Le vrai problème de la Tunisie

D'Alain Chevalérias dans L'Homme nouveau :

T "Jeune Tunisien de 26 ans, Mohamed Bouazizi a poursuivi des études à l’université. Mais il ne trouvait pas de travail. Pour subvenir aux besoins de sa famille, il vendait des fruits et légumes dans la rue de l’agglomération de Sidi Bouzid. Le 17 décembre, des agents municipaux ont confisqué sa marchandise, l’accusant de se livrer à son commerce sans autorisation. Le jeune homme a alors voulu porter plainte, mais les autorités ont refusé de recevoir cette dernière. Désespéré, il s’est aspergé d’essence et a tenté de se suicider par le feu. Il a succombé à ses blessures quelques jours plus tard. Bouazizi n’est pas seul dans cette situation en Tunisie. Comme lui, des dizaines de milliers de jeunes sortis de l’université cherchent désespérément du travail. […]
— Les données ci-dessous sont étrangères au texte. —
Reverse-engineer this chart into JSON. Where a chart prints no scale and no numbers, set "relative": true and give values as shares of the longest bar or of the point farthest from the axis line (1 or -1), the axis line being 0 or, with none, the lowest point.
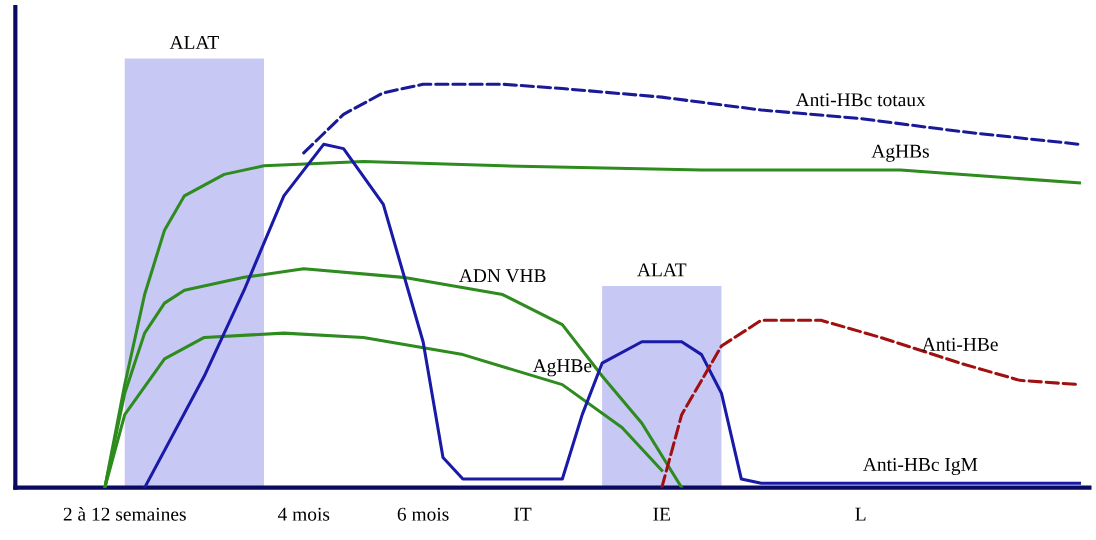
{
  "chart_data": {
    "type": "line",
    "relative": true,
    "grid": false,
    "tick_labels": "x",
    "categories": [
      null,
      null,
      null,
      null,
      null,
      "2 à 12 semaines",
      null,
      null,
      null,
      null,
      null,
      null,
      null,
      null,
      "4 mois",
      null,
      null,
      null,
      null,
      null,
      "6 mois",
      null,
      null,
      null,
      null,
      "IT",
      null,
      null,
      null,
      null,
      null,
      null,
      "IE",
      null,
      null,
      null,
      null,
      null,
      null,
      null,
      null,
      null,
      "L",
      null,
      null,
      null,
      null,
      null,
      null,
      null,
      null,
      null,
      null,
      null
    ],
    "series": [
      {
        "type": "area",
        "name": "ALAT",
        "color": "#c8c8f5",
        "values": [
          null,
          null,
          null,
          null,
          null,
          1.0,
          1.0,
          1.0,
          1.0,
          1.0,
          1.0,
          1.0,
          1.0,
          null,
          null,
          null,
          null,
          null,
          null,
          null,
          null,
          null,
          null,
          null,
          null,
          null,
          null,
          null,
          null,
          null,
          null,
          null,
          null,
          null,
          null,
          null,
          null,
          null,
          null,
          null,
          null,
          null,
          null,
          null,
          null,
          null,
          null,
          null,
          null,
          null,
          null,
          null,
          null,
          null
        ]
      },
      {
        "type": "area",
        "name": "ALAT",
        "color": "#c8c8f5",
        "values": [
          null,
          null,
          null,
          null,
          null,
          null,
          null,
          null,
          null,
          null,
          null,
          null,
          null,
          null,
          null,
          null,
          null,
          null,
          null,
          null,
          null,
          null,
          null,
          null,
          null,
          null,
          null,
          null,
          null,
          0.47,
          0.47,
          0.47,
          0.47,
          0.47,
          0.47,
          0.47,
          null,
          null,
          null,
          null,
          null,
          null,
          null,
          null,
          null,
          null,
          null,
          null,
          null,
          null,
          null,
          null,
          null,
          null
        ]
      },
      {
        "name": "Anti-HBc totaux",
        "color": "#1a1a99",
        "line_style": "dashed",
        "values": [
          null,
          null,
          null,
          null,
          null,
          null,
          null,
          null,
          null,
          null,
          null,
          null,
          null,
          null,
          0.78,
          null,
          0.87,
          null,
          0.92,
          null,
          0.94,
          null,
          0.94,
          null,
          0.94,
          null,
          null,
          0.93,
          null,
          null,
          null,
          null,
          0.91,
          null,
          null,
          null,
          null,
          0.88,
          null,
          null,
          null,
          null,
          0.86,
          null,
          null,
          null,
          null,
          0.83,
          null,
          null,
          null,
          null,
          null,
          0.8
        ]
      },
      {
        "name": "AgHBs",
        "color": "#2e8b1e",
        "line_style": "solid",
        "values": [
          null,
          null,
          null,
          null,
          0,
          0.24,
          0.45,
          0.6,
          0.68,
          null,
          0.73,
          null,
          0.75,
          null,
          null,
          null,
          null,
          0.76,
          null,
          null,
          null,
          null,
          null,
          null,
          0.75,
          null,
          null,
          null,
          null,
          null,
          null,
          null,
          null,
          null,
          0.74,
          null,
          null,
          null,
          null,
          null,
          null,
          null,
          null,
          null,
          0.74,
          null,
          null,
          null,
          null,
          null,
          null,
          null,
          null,
          0.71
        ]
      },
      {
        "name": "ADN VHB",
        "color": "#2e8b1e",
        "line_style": "solid",
        "values": [
          null,
          null,
          null,
          null,
          0,
          0.22,
          0.36,
          0.43,
          0.46,
          null,
          null,
          0.49,
          null,
          null,
          0.51,
          null,
          null,
          null,
          null,
          0.49,
          null,
          null,
          null,
          null,
          0.45,
          null,
          null,
          0.38,
          null,
          0.26,
          null,
          0.15,
          null,
          0,
          null,
          null,
          null,
          null,
          null,
          null,
          null,
          null,
          null,
          null,
          null,
          null,
          null,
          null,
          null,
          null,
          null,
          null,
          null,
          null
        ]
      },
      {
        "name": "AgHBe",
        "color": "#2e8b1e",
        "line_style": "solid",
        "values": [
          null,
          null,
          null,
          null,
          0,
          0.17,
          null,
          0.3,
          null,
          0.35,
          null,
          null,
          null,
          0.36,
          null,
          null,
          null,
          0.35,
          null,
          null,
          null,
          null,
          0.31,
          null,
          null,
          null,
          null,
          0.24,
          null,
          null,
          0.14,
          null,
          0.04,
          null,
          null,
          null,
          null,
          null,
          null,
          null,
          null,
          null,
          null,
          null,
          null,
          null,
          null,
          null,
          null,
          null,
          null,
          null,
          null,
          null
        ]
      },
      {
        "name": "Anti-HBc IgM",
        "color": "#1a1aa8",
        "line_style": "solid",
        "values": [
          null,
          null,
          null,
          null,
          null,
          null,
          0,
          null,
          null,
          0.26,
          null,
          0.46,
          null,
          0.68,
          null,
          0.8,
          0.79,
          null,
          0.66,
          null,
          0.34,
          0.07,
          0.02,
          null,
          null,
          null,
          null,
          0.02,
          0.17,
          0.29,
          null,
          0.34,
          null,
          0.34,
          0.31,
          0.22,
          0.02,
          0.01,
          null,
          null,
          null,
          null,
          null,
          null,
          null,
          null,
          null,
          null,
          null,
          null,
          null,
          null,
          null,
          0.01
        ]
      },
      {
        "name": "Anti-HBe",
        "color": "#a01010",
        "line_style": "dashed",
        "values": [
          null,
          null,
          null,
          null,
          null,
          null,
          null,
          null,
          null,
          null,
          null,
          null,
          null,
          null,
          null,
          null,
          null,
          null,
          null,
          null,
          null,
          null,
          null,
          null,
          null,
          null,
          null,
          null,
          null,
          null,
          null,
          null,
          0,
          0.17,
          null,
          0.33,
          null,
          0.39,
          null,
          null,
          0.39,
          null,
          null,
          0.35,
          null,
          null,
          null,
          0.29,
          null,
          null,
          0.25,
          null,
          null,
          0.24
        ]
      }
    ]
  }
}
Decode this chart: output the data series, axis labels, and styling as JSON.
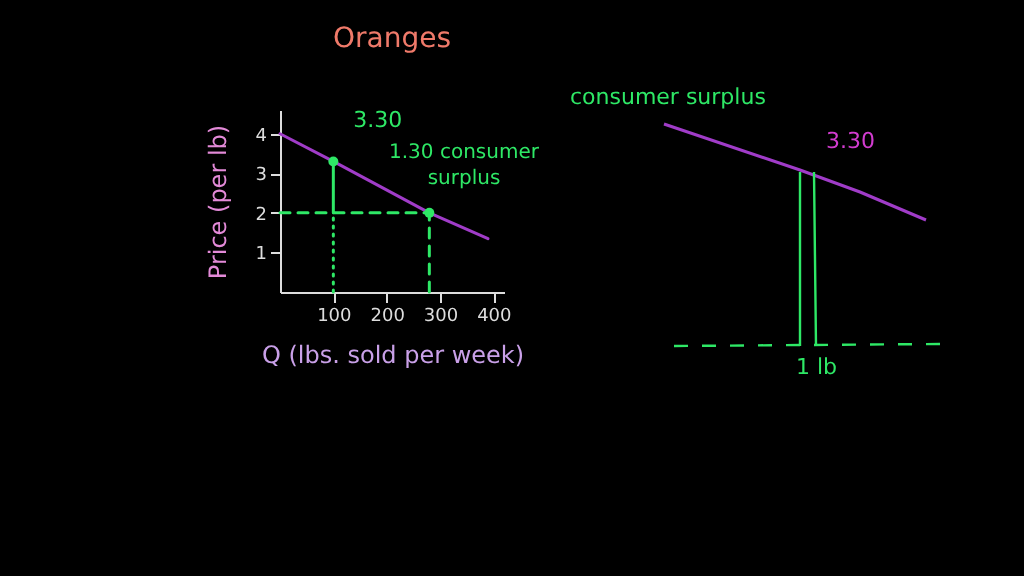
{
  "chart_data": {
    "type": "line",
    "title": "Oranges",
    "xlabel": "Q (lbs. sold per week)",
    "ylabel": "Price (per lb)",
    "xlim": [
      0,
      420
    ],
    "xticks": [
      100,
      200,
      300,
      400
    ],
    "ylim": [
      0,
      4.6
    ],
    "yticks": [
      1,
      2,
      3,
      4
    ],
    "series": [
      {
        "color": "#a03cc8",
        "x": [
          0,
          100,
          280,
          390
        ],
        "values": [
          4,
          3.3,
          2,
          1.35
        ]
      },
      {
        "color": "#2ee866",
        "x": [
          100,
          100
        ],
        "values": [
          2,
          3.3
        ]
      },
      {
        "color": "#2ee866",
        "line_style": "dashed",
        "x": [
          0,
          280
        ],
        "values": [
          2,
          2
        ]
      },
      {
        "color": "#2ee866",
        "line_style": "dashed",
        "x": [
          280,
          280
        ],
        "values": [
          0,
          2
        ]
      },
      {
        "color": "#2ee866",
        "line_style": "dotted",
        "x": [
          100,
          100
        ],
        "values": [
          0,
          2
        ]
      },
      {
        "type": "scatter",
        "marker": "circle",
        "color": "#2ee866",
        "x": [
          100,
          280
        ],
        "values": [
          3.3,
          2
        ]
      }
    ],
    "annotations": [
      {
        "text": "3.30",
        "x": 100,
        "y": 3.3
      },
      "1.30 consumer surplus",
      "consumer surplus",
      "3.30",
      "1 lb"
    ]
  }
}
Le sentiment de partager un destin commun avec Bouazizi a très certainement dopé les masses de déçus, faisant du jeune homme un symbole expiatoire pour le pouvoir. En tout cas, Sidi Bouzid s’enflammait. Puis, le 25 décembre, au cours des affrontements avec la police, un autre jeune homme tombait. Comme une traînée de poudre, les émeutes s’étendaient à travers la Tunisie. […] Puis, le 26, un autre jeune mettait fin à ses jours en s’électrocutant volontairement sur une ligne à haute tension. […] Pour surmonter la crise, un rien décalé, le Président Ben Ali n’a rien trouvé d’autre que de procéder à un remaniement ministériel.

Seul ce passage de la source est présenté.